Updated Mar.25,2008 09:36 KST

Wages of S.Korean Manufacturing Workers Leap

Since the early 2000s, the wages of South Korean workers in the manufacturing sector have grown 3.1 times faster than those of their counterparts in other OECD nations.

According to the OECD on Monday, average wages in the South Korean manufacturing industry rose 73.2 percent between 2000 and 2007. That's the second highest growth rate among OECD nations, after Hungary where workers' wages rose 96.3 percent during the same period.

South Korean workers' wages grew more than three times the average wage increase rate of OECD nations in that period (23.3 percent). Other nations whose workers' wages grew rapidly during the same period included Slovakia (70.8 percent), the Czech Republic (55.9 percent), and Mexico (53.1 percent).

In some countries the wage increase rate was lower than the world average: the U.S. and Italy (20.5 percent), Canada (18.1 percent), the Netherlands (17.2 percent), Japan (4.2 percent), and Portugal (3.2 percent).

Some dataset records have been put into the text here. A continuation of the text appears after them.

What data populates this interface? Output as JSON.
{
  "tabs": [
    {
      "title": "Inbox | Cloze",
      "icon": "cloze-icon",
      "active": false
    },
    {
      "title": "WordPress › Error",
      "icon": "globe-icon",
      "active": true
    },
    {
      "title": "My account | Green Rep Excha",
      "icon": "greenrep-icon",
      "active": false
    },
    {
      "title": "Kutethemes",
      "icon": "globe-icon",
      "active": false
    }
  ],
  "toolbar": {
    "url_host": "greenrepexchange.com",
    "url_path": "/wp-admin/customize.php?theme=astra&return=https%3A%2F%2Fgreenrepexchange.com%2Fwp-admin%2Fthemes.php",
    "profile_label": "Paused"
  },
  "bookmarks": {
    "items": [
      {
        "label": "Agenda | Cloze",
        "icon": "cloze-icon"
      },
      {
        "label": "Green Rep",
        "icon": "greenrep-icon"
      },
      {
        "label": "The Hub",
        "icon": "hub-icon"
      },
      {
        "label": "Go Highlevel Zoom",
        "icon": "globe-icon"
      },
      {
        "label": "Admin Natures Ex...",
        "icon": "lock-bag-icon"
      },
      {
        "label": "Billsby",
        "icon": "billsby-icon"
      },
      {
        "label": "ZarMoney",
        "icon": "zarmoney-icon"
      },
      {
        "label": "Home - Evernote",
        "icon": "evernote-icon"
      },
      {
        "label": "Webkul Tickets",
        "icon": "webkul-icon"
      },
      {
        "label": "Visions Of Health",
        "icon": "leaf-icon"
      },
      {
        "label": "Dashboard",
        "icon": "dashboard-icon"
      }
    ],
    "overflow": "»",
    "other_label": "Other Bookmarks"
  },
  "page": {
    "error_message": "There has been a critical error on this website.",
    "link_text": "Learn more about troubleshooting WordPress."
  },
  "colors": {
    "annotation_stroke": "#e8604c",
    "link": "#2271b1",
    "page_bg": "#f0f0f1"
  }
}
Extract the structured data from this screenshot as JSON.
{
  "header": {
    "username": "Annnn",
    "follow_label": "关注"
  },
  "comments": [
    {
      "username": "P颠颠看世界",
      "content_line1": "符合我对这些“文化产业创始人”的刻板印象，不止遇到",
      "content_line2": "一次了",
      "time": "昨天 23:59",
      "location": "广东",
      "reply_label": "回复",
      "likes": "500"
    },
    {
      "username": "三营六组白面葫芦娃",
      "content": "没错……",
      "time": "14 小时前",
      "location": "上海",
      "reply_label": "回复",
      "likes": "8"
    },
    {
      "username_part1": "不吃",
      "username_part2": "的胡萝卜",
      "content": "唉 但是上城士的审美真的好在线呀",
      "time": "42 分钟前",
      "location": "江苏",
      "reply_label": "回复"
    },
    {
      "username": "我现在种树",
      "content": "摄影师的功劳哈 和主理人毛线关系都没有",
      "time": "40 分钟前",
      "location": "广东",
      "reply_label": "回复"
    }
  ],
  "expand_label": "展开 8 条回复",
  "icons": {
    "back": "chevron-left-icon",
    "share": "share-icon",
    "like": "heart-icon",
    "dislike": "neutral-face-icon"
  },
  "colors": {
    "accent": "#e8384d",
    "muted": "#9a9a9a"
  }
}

South Korea's consumer prices, a benchmark to compare wage hikes, rose 23.5 percent between 2000 and 2007, a little higher than the average price increase rate among OECD nations (19.8 percent).

Explaining the country's rising wage rate, Choi Kyung-soo, a senior research fellow at the Korea Development Institute, said the wage increase rate is only nominal, as the number of low-paying jobs has fallen in Korea, having been exported to foreign countries such as China.